Исследуя политико-экономический контекст глобальных сетевых цифровых технологий, А. Рединг отмечает существование глобальной
цифровой памяти (globital memory) (Reading, 2014). В своей взаимосвязи мобильность, глобализация и медиатизация оказывают воздействие на конструирование пространства и времени, на концентрацию и потоки капитала и трудовых ресурсов (Keightley & Reading, 2014). В этих работах и в более поздней монографии (Reading, 2016) А. Рединг устанавливает взаимосвязи между практикой и политико-экономическими структурированиями, между материальным и медиативным с одной стороны, между мобильностью и глобализацией с другой стороны, переводя фокус на индивидуальные достижения памяти.
Е. Эспозито рассматривает вопросы взаимосвязи памяти и цифровых медиа исходя из концепции социальной памяти. Она фокусирует внимание не на понятии групповой коллективной памяти, а на понятии социальной памяти, подразумевая под ней «вид и способ обращения общества с прошлым и будущим, способ использования опыта для ориентирования в способах поведения и коммуникации (исходя из того, что думает один или несколько индивидуумов по отдельности) (Esposito, 2013). Опираясь на медиальные изменения, Е. Эспозито исследует социальную память современного общества. Кажется, что цифровые технологии позволяют помнить все и также продуцируют информацию, которая «доступна, хотя о ней не размышляли ранее и не обсуждали её» (Esposito, 2013, p. 96).
По утверждению В. Зоммер (Sommer, 2018), проблематичным в концепции Е. Эспозито является отождествление интернета как информационно-коммуникационной технологии с возможностями воспоминания о социальных системах. Если следовать этому утверждению, получается, что все, что сохранено с помощью информационно-коммуникационных технологий и может быть найдено в сети, потенциально пробуждает воспоминания о социальных системах.

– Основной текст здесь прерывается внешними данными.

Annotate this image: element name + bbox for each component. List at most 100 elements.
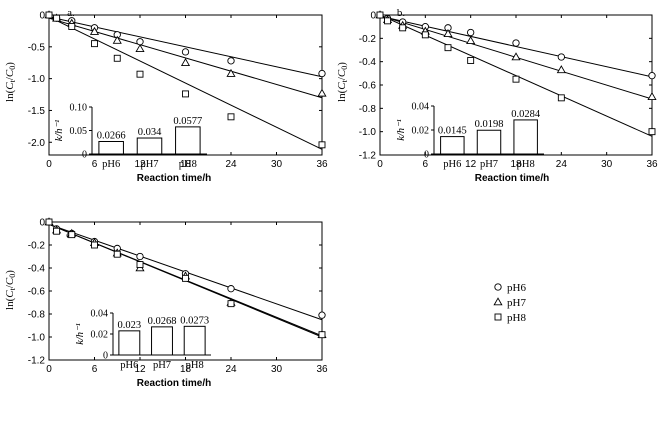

Анализируя классические концепции исторической и культурной памяти, В. Зоммер заключает, что использование концепции медиатизации является продуктивным для изучения воздействия процесса цифровизации и изменений медиа на социальные процессы воспоминаний (Sommer, 2018, p. 76). В. Зоммер отмечает, что дальнейшего развития теории медиатизации можно принять положение о том, что процессы медиатизации рассматриваются как процессы изменения медийного пространства, которые определяются не медийными технологиями, а пользователями этих технологий, которые применяют и адаптируют медиа. Благодаря этому удастся избежать технико-ориентированной перспективы, в рамках которой технологии определяют конструирование прошлого. Воспоминания следует рассматривать как активный процесс, который встраивается в медийную повседневность индивидуумов. В этом случае в фокусе теоретического рассмотрения медиальных воспоминаний находятся не цифровые медиа, а скорее действия индивидуумов. Подобная перспектива позволяет описывать взаимосвязи между медиа и воспоминаниями не как одностороннее воздействие, а учитывать людей как
активных «вспоминателей», и описывать это взаимодействие как взаимные и взаимосвязанные процессы, поскольку медийные технологии отражают и модусы воспоминаний.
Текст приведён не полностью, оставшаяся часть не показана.